Beijing must appear strong to the people. If the central government doesn’t appear strong then order begins to break down across the country and local power brokers begin to wield more influence than they ought to. The currency issue won’t make or break this balancing act, but it is one of many issues that the CCP makes sure it looks like a 500-pound gorilla on. The younger people in China are extremely nationalistic and fairly ignorant about the rest of the world. This is obviously a caustic combination that’s dark side can best be viewed in the anti-Japanese riots of late. China has to appease them when possible to maintain their continued loyalty to the state. If this younger generation begins to feel that the CCP is the principle obstacle to China’s “proper” grandeur and majesty then they would have serious social disorder to deal with.

Conclusion?
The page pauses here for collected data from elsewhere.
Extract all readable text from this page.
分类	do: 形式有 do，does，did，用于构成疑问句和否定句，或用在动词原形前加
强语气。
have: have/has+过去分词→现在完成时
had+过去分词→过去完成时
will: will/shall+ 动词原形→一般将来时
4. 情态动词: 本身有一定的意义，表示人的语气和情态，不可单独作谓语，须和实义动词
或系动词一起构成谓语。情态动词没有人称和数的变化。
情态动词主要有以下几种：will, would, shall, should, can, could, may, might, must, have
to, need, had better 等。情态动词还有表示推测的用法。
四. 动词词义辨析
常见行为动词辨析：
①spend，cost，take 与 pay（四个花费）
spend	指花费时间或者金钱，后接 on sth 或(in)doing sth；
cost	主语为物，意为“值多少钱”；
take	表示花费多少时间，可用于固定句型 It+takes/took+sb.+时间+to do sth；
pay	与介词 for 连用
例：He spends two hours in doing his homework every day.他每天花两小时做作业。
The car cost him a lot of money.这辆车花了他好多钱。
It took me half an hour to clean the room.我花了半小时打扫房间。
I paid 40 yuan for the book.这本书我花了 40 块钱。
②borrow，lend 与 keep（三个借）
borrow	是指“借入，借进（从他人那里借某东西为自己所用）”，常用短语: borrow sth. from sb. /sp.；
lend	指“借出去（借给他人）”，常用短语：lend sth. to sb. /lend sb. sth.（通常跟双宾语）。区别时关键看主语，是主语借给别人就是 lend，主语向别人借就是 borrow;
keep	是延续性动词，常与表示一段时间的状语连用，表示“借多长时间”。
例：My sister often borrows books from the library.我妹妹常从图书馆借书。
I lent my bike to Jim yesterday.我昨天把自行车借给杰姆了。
If you want China to revaluate the Yuan or to put forward a schedule for its eventual float, then shut up, stop talking about it with every journalist you meet, and for God sakes please refrain from this:

John Snow, Treasury secretary, made clear when he released the department’s twice-yearly report to Congress on exchange rates and trade this week that China was likely to be named a currency manipulator if it did not revalue the currency within six months.

If the White House drops the issue, slowly but surely everyone else will too. Behind the scenes negotiations can be as furious as you like. If you let them, the Chinese will pursue a surprisingly pragmatic course.